It’s shocking how one single event can turn one’s life upside down, creating a ripple effect of challenges for months or years to come. Prior to the auditory injury that ousted me from my apartment in Los Angeles, I was living without pain, and I was starting my path back to becoming athletic. I started jogging again, and I took a yoga class for the first time in years, for example.
Then my whole life came crashing down. It’s been half a year, and I am still recovering. Among other things, the constant struggle for survival has shifted my focus from one of calm, centered, internal healing, to one of externally-oriented fear – hustling the next gig, to pay the rent, for example. Then I had an infection that required antibiotics, which caused a severe reaction including cognitive dysfunction, and just as I was recovering from that, my dad got hospitalized with pneumonia.
Since then, it’s been a rocky and emotional road interacting with my dad, whom I had only seen once in 20 years, before seeing him at the hospital. Some things about him are different. Others are exactly the same and just as hurtful, especially as I teach him holistic healing methods, send him healing energy, and otherwise give my attention to helping facilitate his recovery.

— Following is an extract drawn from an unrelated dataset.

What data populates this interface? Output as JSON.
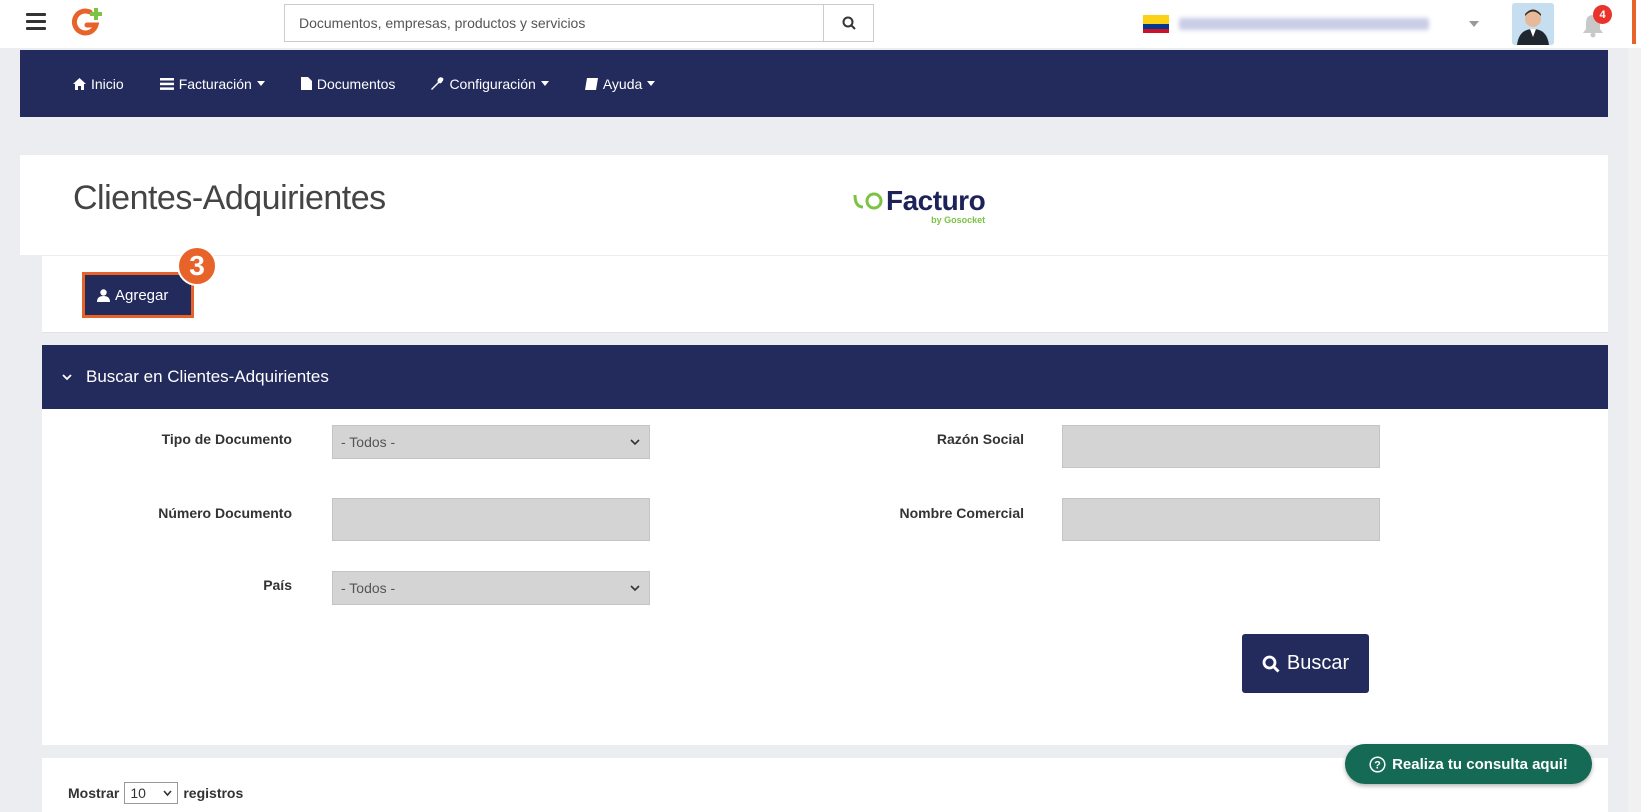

The relationship is very complicated, and I don’t want to repeat patterns of being the caregiver, when my own needs are being compromised.
Here’s my special concern: In three weeks, I will have another ultrasound, to see if the possibly cancerous nodule on my thyroid has shrunk. To date, my response to the nodule has been a radical change in my diet. But for a number reasons – including financial and health-setback related — I did not end up actively doing other things I’d hoped to, such as guided imagery, meditation, prayer, and body work.
Now I’m scared. Three weeks. The clock is ticking. I cannot be doing things, engaging in things, that compromise my healing at this time. I need to be centered, positive, focused on healing thoughts for myself. I need to be surrounded by light. But how do I balance that essential need with other needs, like finishing my book proposal, finding the work I need to survive, and dealing with my dad’s ongoing struggle with pneumonia and the implications of that struggle’s outcome?
To add to matters, my apartment complex is doing tree cutting and pruning from this coming Tuesday through the first week of March. Meaning, I cannot be in my home and home office for the next couple of weeks, except in the evening hours. Which in turn means my ability to function, especially work, will be undermined. While I can take a few hours of cafe writing here and there, I really need an ergonomic office setup, so as to avoid getting all messed up from pain.
Regardless, I am redirecting my attention to one of self-healing. I am looking for accountability partners to help me stay disciplined on a few matters – daily dance, meditation, singing, exercising outdoors, visualization, and reading of self-healing books and affirmations. I need to keep bringing my attention back to what I can do, and do it.
I ask for your loving thoughts and healing energy to support my journey forward. If you are in Jewish prayer circles, my misheberach is “Loolwa bat Naomi.” Thank you.